LSU ruined a golden opportunity Saturday night. The Tigers let a chance to control their destiny to the SEC Championship game and a potential spot in the College Football Playoff slip away in a 30-16 loss to Alabama.
The Tigers put on their worst performance of what has been an exceptional season. LSU was outgained 434-182 and surrendered 28 first downs. The report card is in, and LSU flunked its biggest test of the year.
LSU’s offense had only two really good plays all night: a 37-yard leaping reception along the left sideline by Travin Dural on a third-and-18, and a pretty 40-yard touchdown pass from Brandon Harris to Dural to get LSU within three points. Both plays came in the first half, when LSU still had life.
Harris had done a great job taking care of the football all season, but his first interception came at the worst possible time. On the first play from scrimmage after halftime, trailing 13-10, Harris rolled to his right and threw a high pass behind his intended receiver, tight end Foster Moreau. Instead, the pass landed in the extended arms of Alabama linebacker Dillon Lee. The Tide scored minutes later and essentially put the game on ice.
And we haven’t even mentioned LSU’s dismal performance on the ground. One of the key story lines entering Saturday’s tilt was whether LSU’s offensive line could handle Alabama’s front seven. Not only couldn’t they handle the Crimson Tide defense, they were manhandled. Leonard Fournette entered with at least 150 yards in each of his first seven games of the season. He ran for 31 yards on 19 carries Saturday.
LSU was awful in the trenches, and the Tide’s front seven controlled the game.
LSU’s defense was gashed by tailback Derrick Henry for most of the evening. The Tigers bent in the first half, but they completely broke down in the second stanza. LSU entered Saturday as the nation’s sixth-best defense against the run, but Henry didn’t care, rumbling his way to 210 yards and three touchdowns. Backup Kenyan Drake chimed in with 68 yards on 10 carries.
The Tigers also couldn’t generate a turnover until they were down 30-10 in the second half. LSU did a nice job of pressuring ‘Bama quarterback Jacob Coker, but the Tide couldn’t force him into any mistakes. Coker went 18-of-24 for 184 yards and was sacked three times.
LSU’s defense couldn’t pick up its fledgling offense and was unable to answer Alabama’s defensive dominance.
SPECIAL TEAMS: C-
Both of LSU’s return teams were lousy. LSU did not return a kickoff beyond its own 16-yard line and constantly put its offense in tough situations when it needed to answer an Alabama score.

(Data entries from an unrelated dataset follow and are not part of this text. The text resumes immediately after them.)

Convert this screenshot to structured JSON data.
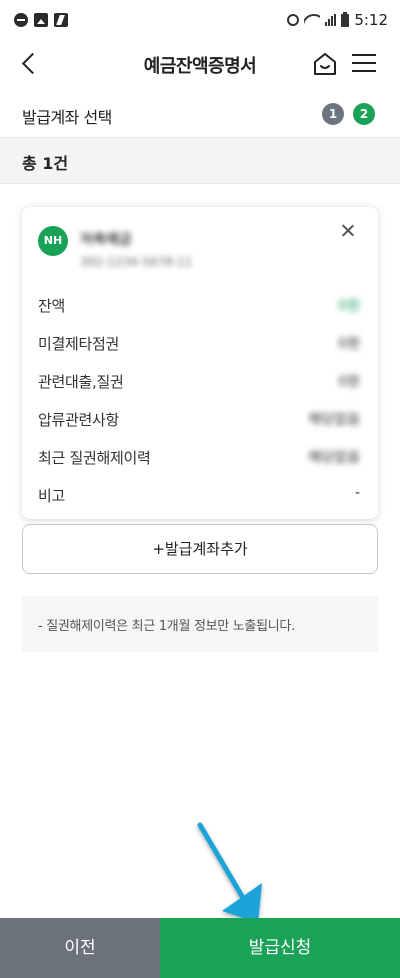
{
  "status_bar": {
    "time": "5:12",
    "left_icons": [
      "block-icon",
      "image-icon",
      "flash-icon"
    ],
    "right_icons": [
      "alarm-icon",
      "wifi-icon",
      "signal-icon",
      "battery-icon"
    ]
  },
  "header": {
    "title": "예금잔액증명서",
    "back_icon": "chevron-left-icon",
    "home_icon": "home-icon",
    "menu_icon": "hamburger-icon"
  },
  "steps": {
    "label": "발급계좌 선택",
    "items": [
      "1",
      "2"
    ],
    "active_step": "2",
    "colors": {
      "inactive": "#6b7480",
      "active": "#1aa357"
    }
  },
  "summary": {
    "count_text": "총 1건"
  },
  "account_card": {
    "bank_logo_text": "NH",
    "account_name": "저축예금",
    "account_number": "302-1234-5678-11",
    "rows": [
      {
        "label": "잔액",
        "value": "0원"
      },
      {
        "label": "미결제타점권",
        "value": "0원"
      },
      {
        "label": "관련대출,질권",
        "value": "0원"
      },
      {
        "label": "압류관련사항",
        "value": "해당없음"
      },
      {
        "label": "최근 질권해제이력",
        "value": "해당없음"
      },
      {
        "label": "비고",
        "value": "-"
      }
    ]
  },
  "add_account": {
    "label": "+발급계좌추가"
  },
  "notice": {
    "text": "- 질권해제이력은 최근 1개월 정보만 노출됩니다."
  },
  "bottom": {
    "prev_label": "이전",
    "apply_label": "발급신청"
  },
  "colors": {
    "brand_green": "#1aa357",
    "gray_button": "#6b727c",
    "arrow": "#1ea4d8"
  }
}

Donte Jackson returned two punts for a total of 5 yards. LSU was unable to create any momentum with a big return, and its blocking on many of those returns was subpar.
But there were some positives from the special teams for once. Punter Jamie Keehn had a good night and averaged 42.3 yards on seven punts. He even had two punts downed inside the 20-yard line and booted his second-longest punt of the season for 56 yards.
Sometimes a big special-teams play can ignite a drive or bury an opponent. LSU didn’t make any of those plays when it needed one desperately. The third phase continues to be mediocre.
Coach Les Miles said his team might not have been ready to play this game. What else really needs to be said? Nick Saban had Miles’ number for the fifth consecutive game in this rivalry.
Offensive coordinator Cam Cameron did not have an answer to Alabama’s front seven. Cameron continued to force Fournette to run between the tackles to no avail. One play that did have some success, the read-option, was seldom used. LSU didn’t sustain a drive longer than six plays, and some of that blame should be on the play calling.
Defensively, LSU seemed to be reacting and chasing Henry rather than anticipating the play. Alabama maintained five drives that went longer than six plays, including a 13-play, 78-yard drive that drained the final 9:18 off the clock. The Tide also went 7-of-15 on third-down conversions, indicative of inopportune play selection by the Tigers defense.
This loss won’t be the end of the world for the Tigers. There will still be plenty to play for over the next several weeks. However, this was a bad loss in a game the Tigers needed to have. The game was all Alabama from the opening kickoff and actually could have gone a lot worse for LSU.